The Mauritian chapter on cross border insolvency is governed by Part VI of the insolvency Act (Insolvency Act) which is itself based on the Model Law on Cross-Border Insolvency (1997) (MODEL Law).
Part VI is new to the Mauritian legal landscape as it came into force last year on 25 July 2019. It provides guidance on its scope as it defines the phrase ‘insolvency proceeding’ as a ‘collective judicial or administrative proceeding, including an interim proceeding’ under an insolvency, which can be either personal or corporate and, in which ‘the assets and affairs of a debtor are subject to control or supervision by a judicial or other authority competent to control or supervise that proceeding, for the purpose of reorganisation or liquidation.’
As regards the perspective of the Mauritian courts, it is the Bankruptcy Division of the Supreme Court (Supreme Court) which has competence generally over matters under the Insolvency Act and under Part VI (Bankruptcy Division). However, an exception prevails in relation to applications under the Ninth Schedule of the Insolvency Act (see below) (Ninth Schedule) in respect of which it is the Supreme Court itself which shall entertain applications to recognise foreign proceedings and for co-operation with foreign courts. Part VI goes further and empowers the Chief Justice to make rules in his discretion on (a) the practice and procedure of the Bankruptcy Division under Part VI (b) the mechanism to give effect to give effect to Part VI and (c) the mechanism to lodge applications under the Ninth Schedule.

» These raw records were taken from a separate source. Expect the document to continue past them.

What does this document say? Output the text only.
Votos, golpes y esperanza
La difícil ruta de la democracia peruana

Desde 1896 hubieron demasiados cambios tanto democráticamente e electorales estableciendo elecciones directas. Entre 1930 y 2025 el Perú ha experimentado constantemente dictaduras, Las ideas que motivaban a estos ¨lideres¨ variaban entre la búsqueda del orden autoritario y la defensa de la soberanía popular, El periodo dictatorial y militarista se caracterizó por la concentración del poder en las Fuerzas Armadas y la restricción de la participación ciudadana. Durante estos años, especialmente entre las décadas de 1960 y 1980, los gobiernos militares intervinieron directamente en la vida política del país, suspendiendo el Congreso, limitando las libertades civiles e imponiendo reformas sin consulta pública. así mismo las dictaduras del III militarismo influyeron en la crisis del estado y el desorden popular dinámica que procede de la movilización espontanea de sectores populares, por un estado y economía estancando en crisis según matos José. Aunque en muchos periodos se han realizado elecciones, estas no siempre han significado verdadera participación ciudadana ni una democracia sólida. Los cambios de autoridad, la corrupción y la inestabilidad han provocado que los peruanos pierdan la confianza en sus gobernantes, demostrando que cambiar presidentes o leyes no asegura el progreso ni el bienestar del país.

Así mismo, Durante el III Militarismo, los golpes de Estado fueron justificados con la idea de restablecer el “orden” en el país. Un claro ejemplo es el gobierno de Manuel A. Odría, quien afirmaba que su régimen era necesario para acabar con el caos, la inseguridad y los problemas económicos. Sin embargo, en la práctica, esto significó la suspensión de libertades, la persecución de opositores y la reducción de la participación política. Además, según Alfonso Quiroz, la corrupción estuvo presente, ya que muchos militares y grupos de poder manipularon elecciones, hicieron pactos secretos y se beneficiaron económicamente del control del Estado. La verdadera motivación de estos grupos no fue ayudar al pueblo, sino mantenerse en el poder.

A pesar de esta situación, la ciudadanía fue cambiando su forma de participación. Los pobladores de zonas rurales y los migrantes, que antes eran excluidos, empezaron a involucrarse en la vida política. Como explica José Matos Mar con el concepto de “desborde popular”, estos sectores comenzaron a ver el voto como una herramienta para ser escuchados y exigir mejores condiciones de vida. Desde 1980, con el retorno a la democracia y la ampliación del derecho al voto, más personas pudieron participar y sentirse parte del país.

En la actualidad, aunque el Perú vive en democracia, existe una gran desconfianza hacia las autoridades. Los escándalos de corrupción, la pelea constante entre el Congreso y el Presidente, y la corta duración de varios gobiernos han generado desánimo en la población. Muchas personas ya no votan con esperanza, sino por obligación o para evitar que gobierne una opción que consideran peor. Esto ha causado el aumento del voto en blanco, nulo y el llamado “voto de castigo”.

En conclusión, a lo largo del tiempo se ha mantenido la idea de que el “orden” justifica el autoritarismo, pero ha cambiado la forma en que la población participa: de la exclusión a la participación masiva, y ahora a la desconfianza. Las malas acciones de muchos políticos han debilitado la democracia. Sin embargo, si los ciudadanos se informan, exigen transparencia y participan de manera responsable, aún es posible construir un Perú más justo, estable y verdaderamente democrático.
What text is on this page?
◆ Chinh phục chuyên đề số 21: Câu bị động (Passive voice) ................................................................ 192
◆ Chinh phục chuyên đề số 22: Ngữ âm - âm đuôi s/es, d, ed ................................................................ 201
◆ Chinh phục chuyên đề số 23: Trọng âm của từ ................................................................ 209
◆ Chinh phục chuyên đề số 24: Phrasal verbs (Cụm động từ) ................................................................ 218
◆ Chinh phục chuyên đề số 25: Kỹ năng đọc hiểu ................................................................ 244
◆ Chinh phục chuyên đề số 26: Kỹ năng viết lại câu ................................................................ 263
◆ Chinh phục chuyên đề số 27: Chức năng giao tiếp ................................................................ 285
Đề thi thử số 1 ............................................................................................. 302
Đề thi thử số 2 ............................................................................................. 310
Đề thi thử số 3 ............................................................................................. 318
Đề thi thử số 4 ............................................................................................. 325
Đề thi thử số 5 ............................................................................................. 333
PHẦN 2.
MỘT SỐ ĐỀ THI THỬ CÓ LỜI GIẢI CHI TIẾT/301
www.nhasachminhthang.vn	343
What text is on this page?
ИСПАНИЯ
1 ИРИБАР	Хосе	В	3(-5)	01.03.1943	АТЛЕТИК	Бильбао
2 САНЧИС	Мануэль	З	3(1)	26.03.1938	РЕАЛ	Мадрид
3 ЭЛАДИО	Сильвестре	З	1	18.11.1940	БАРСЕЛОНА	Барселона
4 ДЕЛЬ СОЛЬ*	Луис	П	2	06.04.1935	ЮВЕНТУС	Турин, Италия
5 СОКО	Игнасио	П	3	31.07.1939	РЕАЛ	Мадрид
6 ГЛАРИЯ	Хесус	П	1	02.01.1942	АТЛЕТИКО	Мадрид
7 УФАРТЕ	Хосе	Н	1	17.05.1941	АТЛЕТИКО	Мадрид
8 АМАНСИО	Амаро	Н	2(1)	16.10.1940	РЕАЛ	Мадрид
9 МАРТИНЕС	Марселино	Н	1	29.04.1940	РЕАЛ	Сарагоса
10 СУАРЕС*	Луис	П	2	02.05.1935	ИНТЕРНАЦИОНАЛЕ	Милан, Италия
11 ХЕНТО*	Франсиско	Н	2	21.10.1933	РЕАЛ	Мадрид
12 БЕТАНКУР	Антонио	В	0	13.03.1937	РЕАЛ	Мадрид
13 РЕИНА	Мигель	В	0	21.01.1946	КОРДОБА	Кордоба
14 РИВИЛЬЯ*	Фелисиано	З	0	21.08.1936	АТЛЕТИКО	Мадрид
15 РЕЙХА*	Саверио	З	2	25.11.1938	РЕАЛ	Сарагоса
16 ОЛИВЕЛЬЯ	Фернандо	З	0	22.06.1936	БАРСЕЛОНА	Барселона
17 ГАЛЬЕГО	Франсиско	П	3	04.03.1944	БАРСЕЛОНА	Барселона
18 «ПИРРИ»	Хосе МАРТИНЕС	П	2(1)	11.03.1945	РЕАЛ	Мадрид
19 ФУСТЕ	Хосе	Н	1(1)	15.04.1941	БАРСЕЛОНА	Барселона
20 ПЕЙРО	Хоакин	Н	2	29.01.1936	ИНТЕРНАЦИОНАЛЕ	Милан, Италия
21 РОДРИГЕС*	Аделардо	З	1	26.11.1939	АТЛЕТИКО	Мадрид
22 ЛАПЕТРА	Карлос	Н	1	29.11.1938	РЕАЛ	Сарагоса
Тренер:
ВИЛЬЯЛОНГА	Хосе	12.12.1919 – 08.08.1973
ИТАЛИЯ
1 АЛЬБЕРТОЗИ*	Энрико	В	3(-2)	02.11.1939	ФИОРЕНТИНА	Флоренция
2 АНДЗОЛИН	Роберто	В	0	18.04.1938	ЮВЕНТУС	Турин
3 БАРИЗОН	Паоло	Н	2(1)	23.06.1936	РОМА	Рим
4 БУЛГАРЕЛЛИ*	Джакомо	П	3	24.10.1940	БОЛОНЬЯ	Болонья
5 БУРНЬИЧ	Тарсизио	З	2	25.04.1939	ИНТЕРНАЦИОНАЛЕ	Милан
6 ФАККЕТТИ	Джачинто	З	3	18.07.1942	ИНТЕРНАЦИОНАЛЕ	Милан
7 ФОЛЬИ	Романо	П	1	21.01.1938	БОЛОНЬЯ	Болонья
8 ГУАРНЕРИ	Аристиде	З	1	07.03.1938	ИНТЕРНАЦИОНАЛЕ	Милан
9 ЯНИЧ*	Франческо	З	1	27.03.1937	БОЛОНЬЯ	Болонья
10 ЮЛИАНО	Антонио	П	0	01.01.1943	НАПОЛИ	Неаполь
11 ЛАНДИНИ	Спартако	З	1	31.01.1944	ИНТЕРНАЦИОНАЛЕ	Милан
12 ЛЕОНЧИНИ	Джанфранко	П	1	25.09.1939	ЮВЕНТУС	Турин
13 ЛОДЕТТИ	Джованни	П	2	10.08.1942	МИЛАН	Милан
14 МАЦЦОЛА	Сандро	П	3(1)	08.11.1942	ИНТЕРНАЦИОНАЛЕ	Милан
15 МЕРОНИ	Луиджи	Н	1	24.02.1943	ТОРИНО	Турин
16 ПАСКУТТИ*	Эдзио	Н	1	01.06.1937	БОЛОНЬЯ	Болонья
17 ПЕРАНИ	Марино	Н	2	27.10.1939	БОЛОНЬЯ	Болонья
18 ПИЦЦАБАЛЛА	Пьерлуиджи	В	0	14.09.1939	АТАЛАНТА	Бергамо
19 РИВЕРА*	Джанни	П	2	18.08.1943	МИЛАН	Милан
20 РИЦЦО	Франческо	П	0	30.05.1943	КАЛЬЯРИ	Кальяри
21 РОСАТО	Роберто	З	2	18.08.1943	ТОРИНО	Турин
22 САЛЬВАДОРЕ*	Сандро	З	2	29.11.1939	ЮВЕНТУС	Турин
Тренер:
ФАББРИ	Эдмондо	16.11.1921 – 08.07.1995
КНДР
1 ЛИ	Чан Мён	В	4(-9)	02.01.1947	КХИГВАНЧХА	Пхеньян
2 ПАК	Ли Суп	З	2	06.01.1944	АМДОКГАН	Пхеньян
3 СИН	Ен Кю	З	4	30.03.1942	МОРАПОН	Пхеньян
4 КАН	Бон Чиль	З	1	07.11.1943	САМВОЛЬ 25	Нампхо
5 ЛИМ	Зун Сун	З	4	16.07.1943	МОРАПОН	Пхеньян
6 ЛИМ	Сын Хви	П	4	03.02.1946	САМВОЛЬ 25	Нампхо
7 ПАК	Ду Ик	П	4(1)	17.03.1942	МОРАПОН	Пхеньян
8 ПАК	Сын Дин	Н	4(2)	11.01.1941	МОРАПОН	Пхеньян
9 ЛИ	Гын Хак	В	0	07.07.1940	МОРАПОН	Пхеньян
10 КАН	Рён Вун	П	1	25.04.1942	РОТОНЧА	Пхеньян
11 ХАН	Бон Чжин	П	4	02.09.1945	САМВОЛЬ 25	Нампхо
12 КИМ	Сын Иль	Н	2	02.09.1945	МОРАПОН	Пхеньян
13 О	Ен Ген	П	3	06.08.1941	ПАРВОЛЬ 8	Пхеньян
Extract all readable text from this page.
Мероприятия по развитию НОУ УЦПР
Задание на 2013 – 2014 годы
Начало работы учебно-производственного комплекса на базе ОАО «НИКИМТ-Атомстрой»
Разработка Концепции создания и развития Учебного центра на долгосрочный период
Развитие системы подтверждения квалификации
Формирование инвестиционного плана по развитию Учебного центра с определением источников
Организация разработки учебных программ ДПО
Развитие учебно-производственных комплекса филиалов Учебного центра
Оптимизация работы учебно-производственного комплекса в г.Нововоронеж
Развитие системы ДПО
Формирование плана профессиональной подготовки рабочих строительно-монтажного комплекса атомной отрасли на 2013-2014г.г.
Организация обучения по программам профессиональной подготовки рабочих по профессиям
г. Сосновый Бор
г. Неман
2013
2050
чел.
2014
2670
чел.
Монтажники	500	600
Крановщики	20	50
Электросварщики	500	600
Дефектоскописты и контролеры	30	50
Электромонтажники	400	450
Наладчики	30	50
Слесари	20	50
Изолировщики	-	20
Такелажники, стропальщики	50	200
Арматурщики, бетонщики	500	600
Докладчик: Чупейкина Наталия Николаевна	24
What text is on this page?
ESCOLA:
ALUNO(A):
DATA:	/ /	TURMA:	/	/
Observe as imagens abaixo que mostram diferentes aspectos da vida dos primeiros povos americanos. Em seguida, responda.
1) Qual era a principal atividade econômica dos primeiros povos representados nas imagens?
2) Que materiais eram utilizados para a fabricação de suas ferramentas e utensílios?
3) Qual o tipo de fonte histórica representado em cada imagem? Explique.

The Ninth Schedule is particularly relevant as it is designed to provide rules and an effective mechanism to deal with cases of cross-border insolvency. In particular, it declares that it specifically applies when (a) assistance is requested by a foreign court or a foreign representative in relation to a foreign proceeding (b) assistance is requested in a foreign state in relation to a Mauritian insolvency proceeding (c) a foreign proceeding and a Mauritian insolvency proceeding are running concurrently in relation to the same debtor or, (d) creditors or other interested persons in a foreign state have an interest in requesting the commencement of or participation in a Mauritian insolvency proceeding. Of interest, the Ninth Schedule declares that its scope excludes financial institutions or banks licensed under Mauritian Banking Act 2004 and which are subject to the appointment of a statutory conservator under that Banking Act 2004.
Inasmuch as Part VI came into force recently, there is a lack of guidance from the Bankruptcy Division and the Supreme Court as to how these provisions will be applied and, considering that the Chief Justice has not yet exercised his statutory discretion to formulate rules under Part VI. However, it is anticipated that when interpreting Part VI, the Bankruptcy Division and the Supreme Court will have regard to the preamble to Part VI which declares that when interpreting it, reliance may be sought from the MODEL Law as well as any documents which relate to the MODEL Law and that emanate from the UNCITRAL or its working group on the MODEL Law.
As regards the Ninth Schedule, its application and interpretation appear to be less problematical considering that it has laid down the guiding rules for instance, (a) the public policy exception by which the Supreme Court shall decline applications under the Ninth Schedule which, in its view, ‘would be manifestly contrary to the public policy of Mauritius’ (b) when interpreting the Ninth Schedule the Supreme Court must stand guided to its international origin and the need to foster uniformity in its application and the need to observe good faith and, (c) the presumption which relates to certificates issued by a foreign court which confirms the existence of a foreign proceeding and that a foreign representative has been appointed.
Under the Insolvency Act, 2013 (Insolvency Act), the Supreme Court of Seychelles (Seychelles Court) has the jurisdiction in relation to the insolvency or bankruptcy of any company or individual, respectively. The Insolvency Act does provide for application of the United Nation’s Model Law on Cross-Border Insolvency as well as rules for dealing with cases of cross-border insolvency. However, these provisions of the Insolvency Act have not come into force as at the date of this update. Therefore, a creditor seeking recognition of a foreign order or judgment in relation to a cross-border insolvency in Seychelles would have to first get the foreign order or judgment duly registered with the Seychelles Court.
Judgments from the courts of England and Wales and those of commonwealth countries would be enforced by the Seychelles Court without re-examination of the merits of the case provided that the judgment is duly registered in the Seychelles Court. For judgments obtained in countries which are not covered above, any final and conclusive monetary judgment from such courts for a definite sum against an entity in Seychelles may be the subject of enforcement proceedings in the Supreme Court of Seychelles under the common law doctrine of obligation by action on the debt evidenced by the judgment of such competent foreign court.